Jamal (named changed) finally tested positive for the virus on Tuesday and was admitted at the Sher-i -Kashmir Institute of Medical Sciences (SKIMS), Jammu and Kashmir's biggest tertiary care hospital, two days after he was made to take rounds of the hospitals along with his father and turned away each time.

"I pleaded them (hospital staff) with folded hands, but nobody would listen," the boy’s father said. Now he along with the rest of the family has had to be quarantined at SKIMS.

The boy had shaken hands with a preacher during a religious congregation held from March 18 to 22, the father told News18. A few days later that preacher tested positive and Jamal, too, started showing symptoms, including a fever.

The boy was taken to the SMHS hospital in the city on March 28, but the hospital refused to test or admit him and sent shifted him to the state-run Chest Disease Hospital (CD Hospital), mentioning that he had contact with a Covid-positive patient. The boy was shifted in an ambulance the same day.

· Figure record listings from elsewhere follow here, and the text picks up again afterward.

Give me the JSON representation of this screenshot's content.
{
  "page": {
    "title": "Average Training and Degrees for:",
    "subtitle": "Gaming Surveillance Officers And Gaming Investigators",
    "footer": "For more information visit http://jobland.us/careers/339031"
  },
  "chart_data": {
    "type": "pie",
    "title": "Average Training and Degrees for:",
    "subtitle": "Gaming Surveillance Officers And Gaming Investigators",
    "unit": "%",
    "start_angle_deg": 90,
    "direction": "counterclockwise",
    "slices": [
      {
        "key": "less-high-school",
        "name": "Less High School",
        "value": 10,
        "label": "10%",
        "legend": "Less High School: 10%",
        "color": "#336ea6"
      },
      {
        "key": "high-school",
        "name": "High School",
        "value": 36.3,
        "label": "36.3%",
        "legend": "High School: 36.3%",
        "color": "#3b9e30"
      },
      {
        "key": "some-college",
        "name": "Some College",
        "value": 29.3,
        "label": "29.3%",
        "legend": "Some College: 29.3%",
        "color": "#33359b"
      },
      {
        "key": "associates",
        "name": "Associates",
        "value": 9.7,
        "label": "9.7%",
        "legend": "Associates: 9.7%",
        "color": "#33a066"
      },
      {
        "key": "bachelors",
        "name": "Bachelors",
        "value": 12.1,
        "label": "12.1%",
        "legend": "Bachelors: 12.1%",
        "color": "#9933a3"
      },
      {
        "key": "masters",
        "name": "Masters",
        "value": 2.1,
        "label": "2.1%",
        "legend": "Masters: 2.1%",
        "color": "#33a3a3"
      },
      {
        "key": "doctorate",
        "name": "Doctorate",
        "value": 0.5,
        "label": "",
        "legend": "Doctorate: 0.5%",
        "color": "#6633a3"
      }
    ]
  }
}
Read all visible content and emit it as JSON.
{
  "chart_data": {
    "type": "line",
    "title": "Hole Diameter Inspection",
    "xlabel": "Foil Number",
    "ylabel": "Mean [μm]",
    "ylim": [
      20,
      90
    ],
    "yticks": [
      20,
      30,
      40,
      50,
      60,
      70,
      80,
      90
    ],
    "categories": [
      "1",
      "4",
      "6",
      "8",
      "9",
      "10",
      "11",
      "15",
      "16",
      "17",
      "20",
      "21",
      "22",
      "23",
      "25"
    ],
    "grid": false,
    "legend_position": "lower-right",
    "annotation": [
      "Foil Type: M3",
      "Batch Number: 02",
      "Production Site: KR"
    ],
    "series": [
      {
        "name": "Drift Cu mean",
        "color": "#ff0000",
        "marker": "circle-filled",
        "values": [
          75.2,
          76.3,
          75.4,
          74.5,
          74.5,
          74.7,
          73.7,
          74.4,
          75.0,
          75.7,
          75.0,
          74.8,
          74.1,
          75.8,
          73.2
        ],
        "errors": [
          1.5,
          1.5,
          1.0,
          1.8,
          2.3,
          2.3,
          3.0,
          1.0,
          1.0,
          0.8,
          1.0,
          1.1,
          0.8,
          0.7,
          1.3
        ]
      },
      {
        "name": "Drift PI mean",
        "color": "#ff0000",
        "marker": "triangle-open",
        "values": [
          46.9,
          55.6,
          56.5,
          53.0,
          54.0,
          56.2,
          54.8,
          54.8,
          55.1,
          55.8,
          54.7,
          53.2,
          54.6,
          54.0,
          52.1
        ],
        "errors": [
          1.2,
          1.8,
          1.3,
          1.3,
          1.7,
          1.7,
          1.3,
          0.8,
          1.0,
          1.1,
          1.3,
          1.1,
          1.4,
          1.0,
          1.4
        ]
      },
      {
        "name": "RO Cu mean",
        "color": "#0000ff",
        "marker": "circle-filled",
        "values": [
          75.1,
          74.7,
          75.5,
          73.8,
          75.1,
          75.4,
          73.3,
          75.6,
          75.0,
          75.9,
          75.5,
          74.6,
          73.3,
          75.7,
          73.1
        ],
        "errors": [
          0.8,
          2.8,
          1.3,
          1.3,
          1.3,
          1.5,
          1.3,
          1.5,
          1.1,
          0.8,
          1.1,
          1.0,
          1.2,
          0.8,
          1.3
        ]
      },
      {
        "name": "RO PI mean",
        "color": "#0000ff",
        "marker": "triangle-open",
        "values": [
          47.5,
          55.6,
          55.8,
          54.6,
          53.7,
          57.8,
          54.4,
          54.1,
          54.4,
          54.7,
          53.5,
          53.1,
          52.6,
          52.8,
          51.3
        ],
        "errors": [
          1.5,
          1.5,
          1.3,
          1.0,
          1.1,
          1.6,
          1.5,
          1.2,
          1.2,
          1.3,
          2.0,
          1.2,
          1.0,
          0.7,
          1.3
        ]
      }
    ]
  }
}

But the CD Hospital again referred him to the Jawahar Lal Nehru Memorial Hospital in Rainawari, saying that no beds are available to admit the boy. Ticket no. 48045 issued for the boy says: "Patient referred to JLNM Rainawari due to non-availability of beds."

The hospital also refused to arrange an ambulance and the boy was let go on his own. "We had to arrange a vehicle somehow and when we reached JLNM, nobody seemed to care,” said the boy’s father as the same story continued at this hospital.

Staff at JLNM told the father that only those patients who police brings from homes are admitted. “I went back to SMHS, carrying my little boy," said the father with a broken voice, unable to arrange a vehicle this time because of the lockdown.

Back at the SMHS, where the boy was brought originally, the father had to plead and cry to get his ailing son referred to SKIMS. In the referral note (ticket no.1268555), it was clearly mentioned that there is a "high possibility of Covid-19 infection."

Yet, doctors at SKIMS sent the boy back home around 7pm, the father said, with the advice that he be placed under home quarantine and “wash hands”.

The story of the family’s troubles started doing the rounds on social media, and two days later, on March 30, health department officials and the police took the boy to SKIMS and he was put under quarantine there. But this was after the boy had spent nearly two days at home. The father says that Jamal was in a separate room during this period.

On March 31, the boy tested positive for Covid-19. "My whole family and I are now in the hospital. We have been quarantined and our samples have been taken. God knows what will be the result," he said.

When contacted, the medical superintendent at SKIMS, Dr. Farooq A Jaan, denied any negligence. "SKIMS is a tertiary care hospital. Our doctors haven't done any negligence. The patient was asymptomatic and our doctor knowing about the remote contact with Covid-19 patient advised home quarantine," he said.

When asked why didn't they admit or even test the patient despite being referred by SMHS hospital as “highly possibility of Covid-19", the doctor said, "Our doctors use their own wisdom. We are a big hospital."

Although the boy had to be admitted two days later, the doctors insist they acted as per protocol. The SKIMS authorities had tried to deny that the patient was even brought there before March 30, but had to admit after News18 confronted them with hospital tickets of March 28.

The father said the boy seems determined to defeat coronavirus. "I was devastated after my son tested positive, but he came to me and said, ‘Baba, don't worry. All will be well’. A brave boy he is. This gives me strength.”